When the pipeline is launced, DeepStream shows the output video like below while processing the input video. Segmentation masks, bounding boxes and IDs are overlaid for each target. The result video is saved as out.mp4. Below shows sample video visualization.
The KITTI results for boxes and IDs can be found in track_results folder.

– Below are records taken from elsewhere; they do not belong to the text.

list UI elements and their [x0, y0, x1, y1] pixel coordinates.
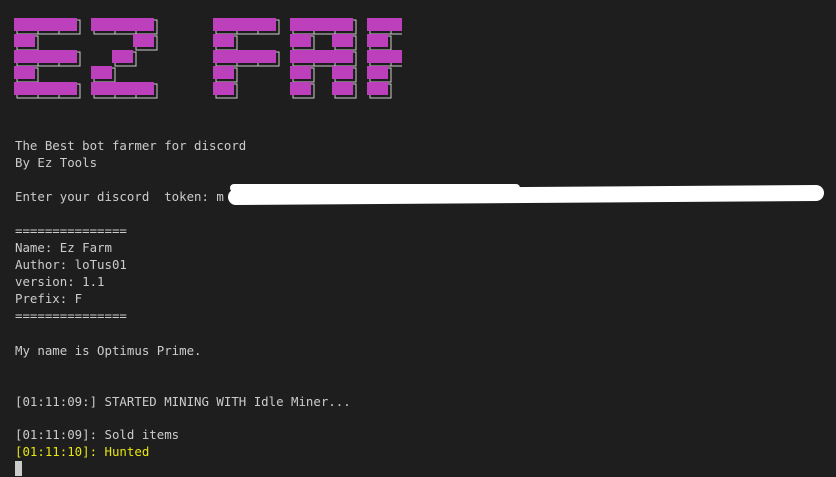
bot-prefix: Prefix: F [15, 291, 83, 306]
terminal-window[interactable]: The Best bot farmer for discord By Ez To… [0, 0, 836, 477]
banner-letter-e [14, 18, 81, 99]
token-redaction-stroke [230, 184, 520, 192]
bot-author: Author: loTus01 [15, 257, 127, 272]
banner-letter-f [213, 18, 280, 99]
banner-letter-a [290, 18, 357, 99]
bot-version: version: 1.1 [15, 274, 105, 289]
tagline: The Best bot farmer for discord [15, 138, 247, 153]
byline: By Ez Tools [15, 155, 98, 170]
greeting-message: My name is Optimus Prime. [15, 343, 202, 358]
bot-name: Name: Ez Farm [15, 240, 112, 255]
token-prompt: Enter your discord token: m [15, 189, 224, 204]
ez-farm-banner [14, 18, 402, 99]
log-started-mining: [01:11:09:] STARTED MINING WITH Idle Min… [15, 394, 351, 409]
log-sold-items: [01:11:09]: Sold items [15, 427, 180, 442]
text-cursor [15, 461, 22, 476]
separator-top: =============== [15, 223, 127, 238]
banner-letter-r [367, 18, 402, 99]
separator-bottom: =============== [15, 308, 127, 323]
log-hunted: [01:11:10]: Hunted [15, 444, 150, 459]
banner-letter-z [91, 18, 158, 99]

A file will be created for each frame in each stream, and the data format is defined below.
| object Label | object Unique Id | blank | blank | blank | bbox left | bbox top | bbox right | bbox bottom | blank | blank | blank | blank | blank | blank | blank | confidence | visibility (N/A) | Foot Image Position X (N/A) | Foot Image Position Y (N/A) |
|---|---|---|---|---|---|---|---|---|---|---|---|---|---|---|---|---|---|---|---|
| string | long unsigned | float | int | float | float | float | float | float | float | float | float | float | float | float | float | float | float | float | float |
Each frame is saved as track_results/00_000_xxxxxx.txt. Sample output of a frame is like below. Note visibility and foot position are not available for MaskTracker.

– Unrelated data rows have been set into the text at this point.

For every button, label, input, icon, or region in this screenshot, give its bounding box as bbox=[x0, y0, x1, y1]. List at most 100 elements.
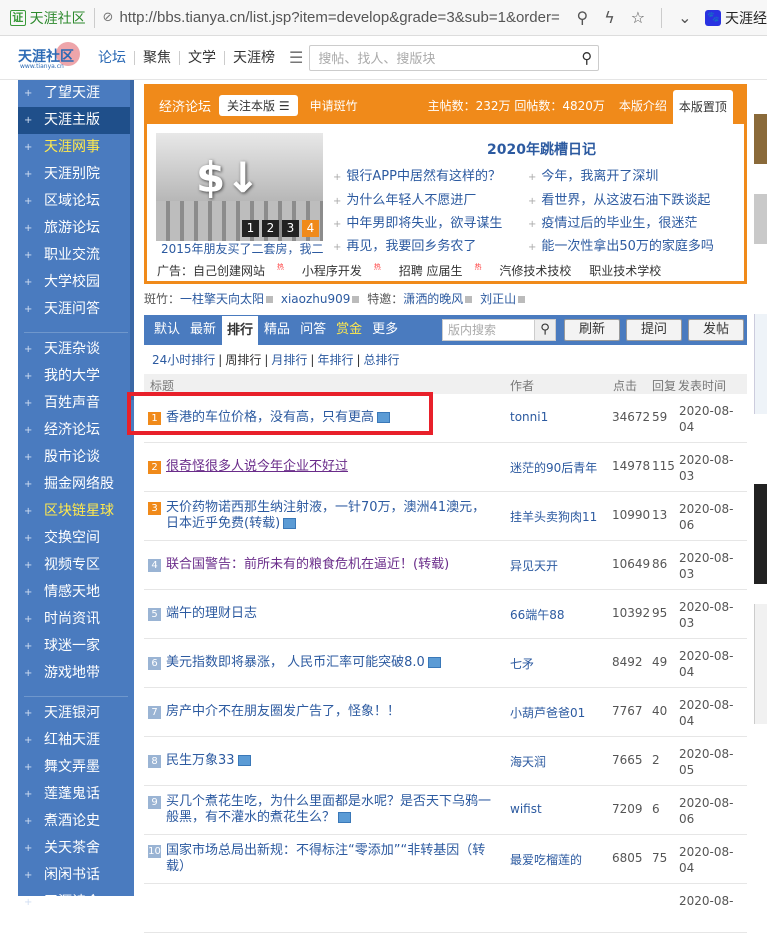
expand-plus-icon[interactable]: + bbox=[24, 754, 32, 781]
expand-plus-icon[interactable]: + bbox=[24, 889, 32, 916]
sidebar-item[interactable]: + 莲蓬鬼话 bbox=[18, 781, 134, 808]
sidebar-item[interactable]: + 经济论坛 bbox=[18, 417, 134, 444]
sidebar-item[interactable]: + 天涯问答 bbox=[18, 296, 134, 323]
sidebar-item[interactable]: + 我的大学 bbox=[18, 363, 134, 390]
banner-link[interactable]: 能一次性拿出50万的家庭多吗 bbox=[528, 235, 714, 254]
ad-link[interactable]: 小程序开发 bbox=[302, 264, 362, 278]
carousel-page-2[interactable]: 2 bbox=[262, 220, 279, 237]
sidebar-item[interactable]: + 区域论坛 bbox=[18, 188, 134, 215]
post-title-link[interactable]: 国家市场总局出新规：不得标注“零添加”“非转基因（转载） bbox=[166, 843, 496, 875]
expand-plus-icon[interactable]: + bbox=[24, 862, 32, 889]
carousel-page-3[interactable]: 3 bbox=[282, 220, 299, 237]
expand-plus-icon[interactable]: + bbox=[24, 633, 32, 660]
tab-more[interactable]: 更多 bbox=[367, 315, 403, 345]
sidebar-scrollbar[interactable] bbox=[130, 80, 134, 400]
address-bar[interactable]: http://bbs.tianya.cn/list.jsp?item=devel… bbox=[119, 9, 568, 26]
featured-title[interactable]: 2020年跳槽日记 bbox=[487, 139, 596, 159]
sidebar-item[interactable]: + 红袖天涯 bbox=[18, 727, 134, 754]
sidebar-item[interactable]: + 股市论谈 bbox=[18, 444, 134, 471]
sidebar-item[interactable]: + 区块链星球 bbox=[18, 498, 134, 525]
sidebar-item[interactable]: + 天涯银河 bbox=[18, 700, 134, 727]
sidebar-item[interactable]: + 大学校园 bbox=[18, 269, 134, 296]
author-link[interactable]: 小葫芦爸爸01 bbox=[510, 704, 585, 721]
banner-link[interactable]: 今年，我离开了深圳 bbox=[528, 165, 658, 184]
rank-week[interactable]: 周排行 bbox=[225, 353, 261, 367]
expand-plus-icon[interactable]: + bbox=[24, 525, 32, 552]
nav-focus[interactable]: 聚焦 bbox=[135, 50, 180, 65]
expand-plus-icon[interactable]: + bbox=[24, 161, 32, 188]
sidebar-item[interactable]: + 天涯网事 bbox=[18, 134, 134, 161]
sidebar-item[interactable]: + 天涯主版 bbox=[18, 107, 134, 134]
tab-default[interactable]: 默认 bbox=[149, 315, 185, 345]
expand-plus-icon[interactable]: + bbox=[24, 336, 32, 363]
invited-name[interactable]: 潇洒的晚风 bbox=[403, 292, 463, 306]
ask-button[interactable]: 提问 bbox=[626, 319, 682, 341]
expand-plus-icon[interactable]: + bbox=[24, 835, 32, 862]
author-link[interactable]: wifist bbox=[510, 802, 542, 816]
moderator-name[interactable]: xiaozhu909 bbox=[281, 292, 351, 306]
expand-plus-icon[interactable]: + bbox=[24, 80, 32, 107]
expand-plus-icon[interactable]: + bbox=[24, 727, 32, 754]
sidebar-item[interactable]: + 职业交流 bbox=[18, 242, 134, 269]
sidebar-item[interactable]: + 天涯别院 bbox=[18, 161, 134, 188]
expand-plus-icon[interactable]: + bbox=[24, 269, 32, 296]
author-link[interactable]: 迷茫的90后青年 bbox=[510, 459, 597, 476]
post-title-link[interactable]: 端午的理财日志 bbox=[166, 606, 496, 622]
sidebar-item[interactable]: + 天涯杂谈 bbox=[18, 336, 134, 363]
right-thumbnail[interactable] bbox=[754, 114, 767, 164]
forum-name[interactable]: 经济论坛 bbox=[159, 96, 211, 115]
banner-link[interactable]: 看世界，从这波石油下跌谈起 bbox=[528, 189, 710, 208]
refresh-button[interactable]: 刷新 bbox=[564, 319, 620, 341]
expand-plus-icon[interactable]: + bbox=[24, 552, 32, 579]
rank-all[interactable]: 总排行 bbox=[364, 353, 400, 367]
nav-forum[interactable]: 论坛 bbox=[90, 50, 135, 65]
sidebar-item[interactable]: + 天涯诗会 bbox=[18, 889, 134, 916]
nav-literature[interactable]: 文学 bbox=[180, 50, 225, 65]
sidebar-item[interactable]: + 百姓声音 bbox=[18, 390, 134, 417]
post-title-link[interactable]: 房产中介不在朋友圈发广告了，怪象！！ bbox=[166, 704, 496, 720]
invited-name[interactable]: 刘正山 bbox=[480, 292, 516, 306]
post-title-link[interactable]: 民生万象33 bbox=[166, 753, 496, 769]
post-title-link[interactable]: 天价药物诺西那生纳注射液，一针70万，澳洲41澳元，日本近乎免费(转载) bbox=[166, 500, 496, 532]
browser-tab-title[interactable]: 天涯社区 bbox=[30, 8, 86, 28]
expand-plus-icon[interactable]: + bbox=[24, 390, 32, 417]
rank-year[interactable]: 年排行 bbox=[317, 353, 353, 367]
author-link[interactable]: 挂羊头卖狗肉11 bbox=[510, 508, 597, 525]
expand-plus-icon[interactable]: + bbox=[24, 471, 32, 498]
expand-plus-icon[interactable]: + bbox=[24, 215, 32, 242]
rank-24h[interactable]: 24小时排行 bbox=[152, 353, 215, 367]
sidebar-item[interactable]: + 关天茶舍 bbox=[18, 835, 134, 862]
carousel-page-1[interactable]: 1 bbox=[242, 220, 259, 237]
author-link[interactable]: 66端午88 bbox=[510, 606, 565, 623]
sidebar-item[interactable]: + 闲闲书话 bbox=[18, 862, 134, 889]
banner-link[interactable]: 中年男即将失业，欲寻谋生 bbox=[333, 212, 502, 231]
banner-link[interactable]: 再见，我要回乡务农了 bbox=[333, 235, 476, 254]
expand-plus-icon[interactable]: + bbox=[24, 134, 32, 161]
sidebar-item[interactable]: + 了望天涯 bbox=[18, 80, 134, 107]
zoom-search-icon[interactable]: ⚲ bbox=[576, 8, 588, 27]
banner-link[interactable]: 为什么年轻人不愿进厂 bbox=[333, 189, 476, 208]
forum-intro-link[interactable]: 本版介绍 bbox=[619, 97, 667, 114]
tab-latest[interactable]: 最新 bbox=[185, 315, 221, 345]
ad-link[interactable]: 职业技术学校 bbox=[589, 264, 661, 278]
moderator-name[interactable]: 一柱擎天向太阳 bbox=[180, 292, 264, 306]
post-button[interactable]: 发帖 bbox=[688, 319, 744, 341]
second-tab-title[interactable]: 天涯经 bbox=[725, 8, 767, 28]
tab-qa[interactable]: 问答 bbox=[295, 315, 331, 345]
sidebar-item[interactable]: + 时尚资讯 bbox=[18, 606, 134, 633]
nav-ranking[interactable]: 天涯榜 bbox=[225, 51, 283, 65]
chevron-down-icon[interactable]: ⌄ bbox=[678, 8, 691, 27]
ad-link[interactable]: 招聘 应届生 bbox=[399, 264, 463, 278]
expand-plus-icon[interactable]: + bbox=[24, 660, 32, 687]
sidebar-item[interactable]: + 球迷一家 bbox=[18, 633, 134, 660]
ad-link[interactable]: 广告：自己创建网站 bbox=[157, 264, 265, 278]
tab-ranking[interactable]: 排行 bbox=[221, 315, 260, 345]
insecure-site-icon[interactable]: ⊘ bbox=[103, 10, 114, 25]
carousel-page-4[interactable]: 4 bbox=[302, 220, 319, 237]
post-title-link[interactable]: 联合国警告：前所未有的粮食危机在逼近！(转载) bbox=[166, 557, 496, 573]
sidebar-item[interactable]: + 舞文弄墨 bbox=[18, 754, 134, 781]
author-link[interactable]: 最爱吃榴莲的 bbox=[510, 851, 582, 868]
forum-search-input[interactable]: 版内搜索 bbox=[442, 319, 542, 341]
post-title-link[interactable]: 美元指数即将暴涨， 人民币汇率可能突破8.0 bbox=[166, 655, 496, 671]
menu-icon[interactable]: ☰ bbox=[289, 48, 303, 67]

person 1 0.0 0 0.0 964.094116 263.143738 1177.927734 851.131775 0.0 0.0 0.0 0.0 0.0 0.0 0.0 0.980957
person 2 0.0 0 0.0 1298.530762 234.894257 1637.269897 844.630981 0.0 0.0 0.0 0.0 0.0 0.0 0.0 0.966797
person 0 0.0 0 0.0 614.902649 227.807709 911.121948 852.950439 0.0 0.0 0.0 0.0 0.0 0.0 0.0 0.981934
...The segmentation mask for each target is generated in the mask_params field of NvDsObjectMeta in DeepStream meta data. As defined in /opt/nvidia/deepstream/deepstream/sources/includes/nvll_osd_struct.h, this data structure stores the segmentation mask as a float array with dimensions matching the target’s bounding box (rounded to integer values). In plugins or probes downstream to tracker, users can implement customized functions to access and store this data.